Well, if I were to similarly intellectually speculate in a public form that somewhere along Larry's family tree in eons past some of his ancestors might have had excessive arrogance DNA or perhaps some were mentally crippled mongoloids with excessively high IQ while adding the caveat that by the time Larry was born and later was universally lauded by an adoring press with a heavy duty Harvard-envy that any traces of that possible or even probable deformity had clearly become moot, would I have been intellectually speculative, therefore usefully provocative, or was I being just a horse's ass?

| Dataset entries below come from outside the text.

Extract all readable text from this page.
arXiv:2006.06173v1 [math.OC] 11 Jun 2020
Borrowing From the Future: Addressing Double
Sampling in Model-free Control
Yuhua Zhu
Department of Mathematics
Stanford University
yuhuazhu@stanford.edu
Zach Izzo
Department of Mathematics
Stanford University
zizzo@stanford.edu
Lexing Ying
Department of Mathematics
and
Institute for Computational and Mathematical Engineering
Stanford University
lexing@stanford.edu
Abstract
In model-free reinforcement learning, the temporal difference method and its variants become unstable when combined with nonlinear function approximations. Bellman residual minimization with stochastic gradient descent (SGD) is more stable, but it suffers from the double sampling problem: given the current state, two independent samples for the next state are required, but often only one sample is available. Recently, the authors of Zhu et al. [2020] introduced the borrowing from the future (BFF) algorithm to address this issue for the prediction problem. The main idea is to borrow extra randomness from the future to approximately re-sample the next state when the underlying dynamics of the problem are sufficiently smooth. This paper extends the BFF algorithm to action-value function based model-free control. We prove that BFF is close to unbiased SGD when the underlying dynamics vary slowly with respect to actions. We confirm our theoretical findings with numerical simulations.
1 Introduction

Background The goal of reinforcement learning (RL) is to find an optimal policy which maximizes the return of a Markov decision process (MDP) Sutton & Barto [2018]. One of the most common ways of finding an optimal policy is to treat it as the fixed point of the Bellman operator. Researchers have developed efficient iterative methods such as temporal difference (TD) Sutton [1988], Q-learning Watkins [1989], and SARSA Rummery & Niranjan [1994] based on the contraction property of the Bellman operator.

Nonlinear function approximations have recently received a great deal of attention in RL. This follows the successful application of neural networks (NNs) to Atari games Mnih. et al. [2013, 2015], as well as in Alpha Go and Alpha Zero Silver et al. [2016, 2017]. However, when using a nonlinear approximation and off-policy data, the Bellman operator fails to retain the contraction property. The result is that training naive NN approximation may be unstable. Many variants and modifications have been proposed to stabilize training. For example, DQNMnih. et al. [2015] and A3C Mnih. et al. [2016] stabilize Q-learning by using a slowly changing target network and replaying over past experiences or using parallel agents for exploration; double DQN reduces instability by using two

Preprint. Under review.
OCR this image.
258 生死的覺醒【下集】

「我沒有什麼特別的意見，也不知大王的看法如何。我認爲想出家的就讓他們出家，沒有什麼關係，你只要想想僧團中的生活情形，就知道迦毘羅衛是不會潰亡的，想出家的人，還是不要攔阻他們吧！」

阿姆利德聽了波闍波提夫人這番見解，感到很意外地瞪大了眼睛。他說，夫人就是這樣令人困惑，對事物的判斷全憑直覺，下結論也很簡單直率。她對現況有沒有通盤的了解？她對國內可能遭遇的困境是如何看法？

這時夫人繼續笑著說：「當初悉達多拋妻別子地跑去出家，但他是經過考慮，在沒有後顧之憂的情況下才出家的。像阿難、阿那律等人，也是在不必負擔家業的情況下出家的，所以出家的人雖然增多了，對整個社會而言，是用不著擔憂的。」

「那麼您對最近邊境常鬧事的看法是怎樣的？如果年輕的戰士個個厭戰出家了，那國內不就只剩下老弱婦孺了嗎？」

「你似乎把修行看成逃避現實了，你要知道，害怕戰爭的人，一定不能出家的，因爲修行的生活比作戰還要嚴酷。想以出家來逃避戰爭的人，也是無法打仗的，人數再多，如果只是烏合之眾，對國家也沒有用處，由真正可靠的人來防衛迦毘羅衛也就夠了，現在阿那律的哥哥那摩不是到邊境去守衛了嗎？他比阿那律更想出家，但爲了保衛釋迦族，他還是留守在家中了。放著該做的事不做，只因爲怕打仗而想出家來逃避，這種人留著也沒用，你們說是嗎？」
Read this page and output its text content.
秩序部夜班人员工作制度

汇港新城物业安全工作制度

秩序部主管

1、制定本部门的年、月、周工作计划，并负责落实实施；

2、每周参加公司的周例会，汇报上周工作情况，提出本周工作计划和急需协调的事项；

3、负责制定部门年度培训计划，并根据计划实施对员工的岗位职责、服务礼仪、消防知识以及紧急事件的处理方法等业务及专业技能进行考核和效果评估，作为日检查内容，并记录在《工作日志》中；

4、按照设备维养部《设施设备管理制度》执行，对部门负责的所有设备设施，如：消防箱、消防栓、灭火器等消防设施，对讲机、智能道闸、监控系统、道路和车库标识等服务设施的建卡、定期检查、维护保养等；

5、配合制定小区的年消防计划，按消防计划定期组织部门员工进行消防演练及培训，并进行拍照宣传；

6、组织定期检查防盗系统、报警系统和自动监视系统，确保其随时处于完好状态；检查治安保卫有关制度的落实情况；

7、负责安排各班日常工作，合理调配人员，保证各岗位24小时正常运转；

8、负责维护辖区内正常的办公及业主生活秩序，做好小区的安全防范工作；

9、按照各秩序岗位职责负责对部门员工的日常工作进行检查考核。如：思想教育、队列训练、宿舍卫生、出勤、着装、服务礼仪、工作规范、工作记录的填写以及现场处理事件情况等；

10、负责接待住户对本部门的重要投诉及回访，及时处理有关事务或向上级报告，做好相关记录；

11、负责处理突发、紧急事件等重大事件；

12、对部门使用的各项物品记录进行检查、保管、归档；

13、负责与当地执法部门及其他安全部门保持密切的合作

Mark, my most helpful friend, sent me this latest piece here on how Larry played fund manager leading the world's richest and mighty Harvard into a financial crisis.

Come to think of it, I wish he had not been drummed out of Harvard so that right now he would have had to face the humiliating task of righting Harvard's tattered balance sheets for which he was responsible.

Well, when Larry was Harvard's president he was paid millions being a part time consultant to D.E. Shaw, a hedge fund. I wonder how often D.E. Shaw acted on his advice or merely listening politely and then ignored his advice.

Anyone who has spent serious time managing money knows the difference between theory and practice. Anyone who has listened to expensive academic consultants at a fund management company also knows how often their advice is dismissed as not credible irrespective of their brilliant credentials.

In money as in so many other aspects in life, it is not a bad rule of thumb to remember that those who can, do; those who can talk well should keep talking.